The budget cuts could delay mining plan approval in the future.
MSHA said it would be shifting resources within the agency, to spend $2.9 million more next year on enforcement of safety and health standards in the coal industry and $1.8 million more on inspections of non-coal mines.
The proposed FY 2013 budget request for MSHA reduces the number of full-time MSHA positions from 2,365 this year to 2,336 next year. The proposed 2013 budget is $371,896,000, down from $374 million this year.
MSHA has designated five top priorities in FY 2013 including: ensuring mining industry work places are safe and healthy; Strengthen regulatory efforts; ensure miners have a voice in the workplace; modernize training; and reduce the backlog of contested cases before the Federal Mine Safety and Health Review Commission.
Under the proposal, MSHA would reduce spending on mostly non-enforcement branches that focus on education and training, information resources and program administration.

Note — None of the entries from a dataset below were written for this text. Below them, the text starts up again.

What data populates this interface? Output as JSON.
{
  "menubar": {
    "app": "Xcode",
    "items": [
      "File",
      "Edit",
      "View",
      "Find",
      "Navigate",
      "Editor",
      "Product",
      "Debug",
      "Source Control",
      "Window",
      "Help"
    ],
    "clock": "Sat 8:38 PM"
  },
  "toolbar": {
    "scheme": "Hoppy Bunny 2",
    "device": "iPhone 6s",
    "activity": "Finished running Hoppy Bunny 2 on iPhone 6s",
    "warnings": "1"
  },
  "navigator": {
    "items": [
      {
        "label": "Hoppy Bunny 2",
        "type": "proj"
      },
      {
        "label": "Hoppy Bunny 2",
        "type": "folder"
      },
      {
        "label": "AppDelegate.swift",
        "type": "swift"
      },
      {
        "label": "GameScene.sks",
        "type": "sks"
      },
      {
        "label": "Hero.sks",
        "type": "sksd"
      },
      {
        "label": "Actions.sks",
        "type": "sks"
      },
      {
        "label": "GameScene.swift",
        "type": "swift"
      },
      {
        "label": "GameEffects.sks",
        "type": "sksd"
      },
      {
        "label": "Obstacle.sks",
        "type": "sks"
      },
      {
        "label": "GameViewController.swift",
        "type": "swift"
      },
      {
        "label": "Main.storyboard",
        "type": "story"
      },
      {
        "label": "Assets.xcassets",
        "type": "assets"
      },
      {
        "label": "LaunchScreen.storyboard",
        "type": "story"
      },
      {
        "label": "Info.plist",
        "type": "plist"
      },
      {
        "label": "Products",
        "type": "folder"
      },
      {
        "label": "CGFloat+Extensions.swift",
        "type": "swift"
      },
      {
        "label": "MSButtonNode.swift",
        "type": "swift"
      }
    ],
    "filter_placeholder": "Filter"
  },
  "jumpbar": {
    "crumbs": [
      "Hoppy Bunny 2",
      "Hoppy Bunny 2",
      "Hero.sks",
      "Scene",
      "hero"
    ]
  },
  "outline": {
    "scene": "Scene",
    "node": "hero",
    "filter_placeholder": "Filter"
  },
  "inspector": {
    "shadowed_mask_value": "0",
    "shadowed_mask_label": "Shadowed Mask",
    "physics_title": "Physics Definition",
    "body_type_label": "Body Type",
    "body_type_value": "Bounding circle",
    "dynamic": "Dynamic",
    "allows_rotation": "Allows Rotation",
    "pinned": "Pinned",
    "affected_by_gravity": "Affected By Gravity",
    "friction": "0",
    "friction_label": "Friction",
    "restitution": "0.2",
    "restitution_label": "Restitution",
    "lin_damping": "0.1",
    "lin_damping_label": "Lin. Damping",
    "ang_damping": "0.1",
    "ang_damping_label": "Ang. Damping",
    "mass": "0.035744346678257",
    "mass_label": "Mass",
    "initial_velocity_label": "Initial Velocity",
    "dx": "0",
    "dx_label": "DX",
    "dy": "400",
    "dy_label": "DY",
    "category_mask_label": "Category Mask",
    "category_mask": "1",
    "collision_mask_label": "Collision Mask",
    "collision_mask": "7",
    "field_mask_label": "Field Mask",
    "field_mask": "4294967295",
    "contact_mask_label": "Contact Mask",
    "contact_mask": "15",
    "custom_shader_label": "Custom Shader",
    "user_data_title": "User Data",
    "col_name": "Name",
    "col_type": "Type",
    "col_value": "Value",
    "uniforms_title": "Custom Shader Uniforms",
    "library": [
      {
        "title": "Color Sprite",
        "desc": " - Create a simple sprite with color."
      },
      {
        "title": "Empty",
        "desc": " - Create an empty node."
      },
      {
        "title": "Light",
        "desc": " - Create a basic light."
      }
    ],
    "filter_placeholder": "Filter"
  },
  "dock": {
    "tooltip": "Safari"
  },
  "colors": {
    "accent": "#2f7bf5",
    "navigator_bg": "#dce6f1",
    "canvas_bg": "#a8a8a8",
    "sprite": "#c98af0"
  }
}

But the agency would also cut spending on its newly combined office that handles penalty assessments and collections, special investigations that look for potential criminal violations and reviews of how well MSHA is doing its job.
MSHA would also cut $1 million and 17 positions from the division that reviews key mine operator plans for ventilating and controlling the roof of underground mines.
Independent audits and government reviews have linked inadequate MSHA plan reviews to several recent mine disasters, and questions persist about how well MSHA handled Massey Energy ventilation plans prior to the Upper Big Branch Mine Disaster.